Delitto Varani, per Foffo una perizia psichiatrica. I genitori di Luca: «Vogliamo l'ergastolo»

Venerdì 2 Febbraio 2018 di Adelaide Pierucci

La ricostruzione della mattanza al Collatino potrebbe essere riscritta. I gudici di appello hanno disposto una perizia per accertare se Manuel Foffo, condannato in primo grado a trent'anni con rito abbreviato, fosse capace di intendere e di volere al momento dell'omicidio di Luca Varani, compiuto a colpi di coltello e martello durante un festino di tre giorni a base di sesso e droga, organizzato insieme all'amico Marco Prato, il pierre dei vip, suicida all'apertura del processo. «E' stato un omicidio mostruoso, premeditato, e preceduto da un sequestro di persona», ha commentato il padre di Varani - erano più che lucidi. Tanto da attrarre mio figlio in una trappola - ha aggiunto - hanno organizzato quel festino per fare del male. Altri non sono caduti nel tranello, mio figlio, che era più ingenuo, sì. Nessun vizio di mente».

L'UDIENZA
L'incarico sarà conferito dalla I Corte di Assise d'Appello il 6 febbraio a un collegio peritale formato dal medico legale Antonio Oliva, dell'Università La Cattolica, dallo psichiatra Stefano Ferracuti de La Sapienza e dal neurologo Marco Molinari della Clinica Santa Lucia. La decisione, presa ieri in apertura della prima udienza del giudizio di secondo grado per Foffo, è stata subito contesta dai familiari di Luca Varani.
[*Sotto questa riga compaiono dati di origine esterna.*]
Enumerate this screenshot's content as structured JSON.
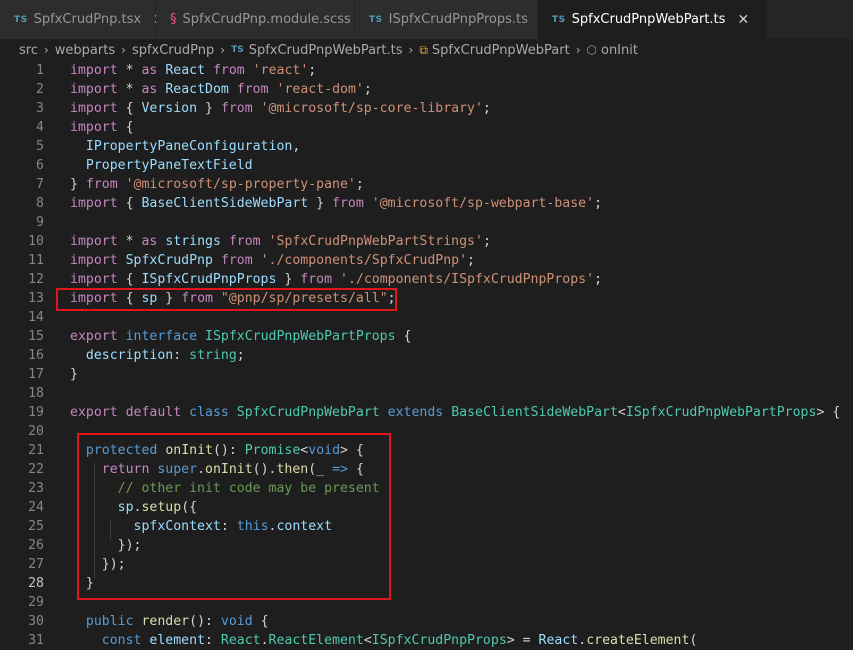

Ieri Foffo è arrivato dal carcere sotto scorta, un cappotto lungo e testa bassa, non ha preso parola durante l'udienza a porte chiuse. Per lui ha parlato il difensore, l'avvocato Fabio Menichetti, che ha sollecitato la riapertura dell'istruttoria e in particolare ha richiesto la perizia sulla capacità di intendere e volere al momento del fatto: istanza accolta. «In primo grado l'accertamento inspiegabilmente non era stato disposto dal giudice per l'udienza preliminare - ha poi spiegato il penalista - e invece è assolutamente cruciale per comprendere l'eventuale movente e la sussistenza delle aggravanti contestate. In particolare, in quanto si tratta di un omicidio non premedito e caratterizzato con dolo d'impeto».

LA VICENDA
La capacità di Foffo era stata valutata dal gup Nicola Di Grazia che lo ha condannato in base alle risultanze investigative. Con una prima conclusione: l'abbuffata di cocaina, prima dell'omicidio era stata voluta da Foffo e non indotta da Prato. Uso, anzi l'abuso, come stile di vita. «Ciò che emerge nel caso di specie - aveva concluso il gup - è la determinazione di infliggere sofferenze alla vittima sino alla sua morte sostanzialmente per vedere l'effetto che avrebbe fatto. Prato - aveva poi specificato il giudice - stava perseguendo la sua ossessione di avere rapporti sessuali con soggetti che si qualificavano come etero, Foffo stava vivendo in modo fortemente conflittuale la sua omosessualità. Entrambi, dopo aver deliberatamente assunto in quantità smodate per tre giorni alcol e cocaina, hanno reso la vita di Varani un oggetto in balia dello sfogo di queste loro pulsioni». Ora la partita giudiziaria per Foffo è riaperta.